Shortly after I signed the glowing, heralded publishing contract, I took on yet another job — as a sexual health consultant and distributor of “bedroom accessories.” I don’t mean knickknacks to put on your nightstand; more like things to knock your knickers off.
Kids, cookbook, column, adult toy sales... This is every mother’s to-do list, right?
In addition to forming a new business, I lost over a month of kitchen time when we moved, mostly because my brain turned to gelatin (also not vegan) as a feeble defense mechanism in response to the stress involved in moving a household of nine people, three dogs, a cat, and a hundred-gallon fish tank with an unknown number of fish.
A mama can’t cook a decent meal, let alone create new recipes, with a brain of gelatin.
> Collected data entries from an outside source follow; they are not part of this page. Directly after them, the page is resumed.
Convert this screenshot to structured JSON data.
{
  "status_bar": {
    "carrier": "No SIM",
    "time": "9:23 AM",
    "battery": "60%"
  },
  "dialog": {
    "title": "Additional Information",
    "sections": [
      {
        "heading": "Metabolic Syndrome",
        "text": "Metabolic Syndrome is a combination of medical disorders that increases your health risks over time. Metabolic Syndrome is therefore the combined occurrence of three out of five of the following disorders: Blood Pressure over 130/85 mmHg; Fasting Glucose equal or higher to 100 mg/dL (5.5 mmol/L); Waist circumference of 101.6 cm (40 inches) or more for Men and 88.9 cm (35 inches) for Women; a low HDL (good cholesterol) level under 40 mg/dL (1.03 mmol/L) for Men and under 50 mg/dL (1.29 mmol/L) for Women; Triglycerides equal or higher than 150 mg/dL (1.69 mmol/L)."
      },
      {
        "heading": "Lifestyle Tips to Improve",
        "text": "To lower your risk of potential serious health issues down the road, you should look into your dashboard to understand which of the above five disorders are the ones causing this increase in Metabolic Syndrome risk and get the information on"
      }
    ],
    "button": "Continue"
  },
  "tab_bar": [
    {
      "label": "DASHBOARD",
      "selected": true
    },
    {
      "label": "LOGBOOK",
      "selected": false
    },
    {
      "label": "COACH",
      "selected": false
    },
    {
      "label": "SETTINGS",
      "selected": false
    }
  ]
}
I’d spent the hours before my grocery run obsessing over my looming cookbook deadline, typing up proven recipes, playing lifeguard to the water-babies, and obsessing over my looming cookbook deadline.
Did I mention I was obsessing?
Not until I was away from my keyboard, children, husband and kitchen—and into the crowded grocery—did I realize I’d missed another, more immediate, deadline: the one for my Gonzo Mama column.
I hadn’t missed it by much. Not really. Well, maybe a bit more than usual. Okay, I was over nine hours late when I texted Mr. Editor, explaining my presence at the grocery store, and my preoccupation with what I imagined would be the greatest thing to ever come out of my oven. Or maybe the greatest since last week’s cheesecake.
Somehow, I don’t think he was impressed.
Mr. Editor either isn’t allowed to eat pie, or he has steel-plated willpower, because I never see him eat anything sweet. Dear readers, you may be impressed, however. Here’s the recipe:
Vegan Raspberry Lemonade Glacé Pie
1 pre-formed 9-inch pie crust (not pre-baked) (Or use my perfect pie crust recipe.)
2 – 8oz. tubs vegan cream cheese, like Tofutti Better Than Cream Cheese
1 cup evaporated cane juice crystals or raw sugar
1 1/2 teaspoons vanilla
1/4 cup lemon juice
2 tablespoons cornstarch
1/2 cup evaporated cane juice crystals or raw sugar
1 tablespoon cornstarch
1/2 cup water
1 cup chopped fresh or frozen raspberries, thawed
1/2 cup whole fresh or frozen raspberries, thawed
Preheat oven to 350 degrees.
Combine filling ingredients in a blender or food processor. Pour into pie shell and bake 45-50 minutes, or until top just begins to take on a golden hue, and the crust begins to brown.
Place baked pie on a cooling rack and allow to cool.
Prepare topping by combining cane juice crystals or sugar with cornstarch in a medium saucepan. Gradually stir in water and chopped raspberries and cook over medium heat, stirring constantly, until mixture begins to thicken. Bring to a boil and boil for one full minute while continuing to stir constantly to prevent burning. Remove from heat.
Place whole raspberries evenly over top of pie (it's okay if a few break), then pour raspberry sauce over entire top of pie, spreading evenly.
Refrigerate pie for four hours before serving—if you can wait that long—and enjoy!
I did mention the cookbook is not intended as a weight-loss guide, right?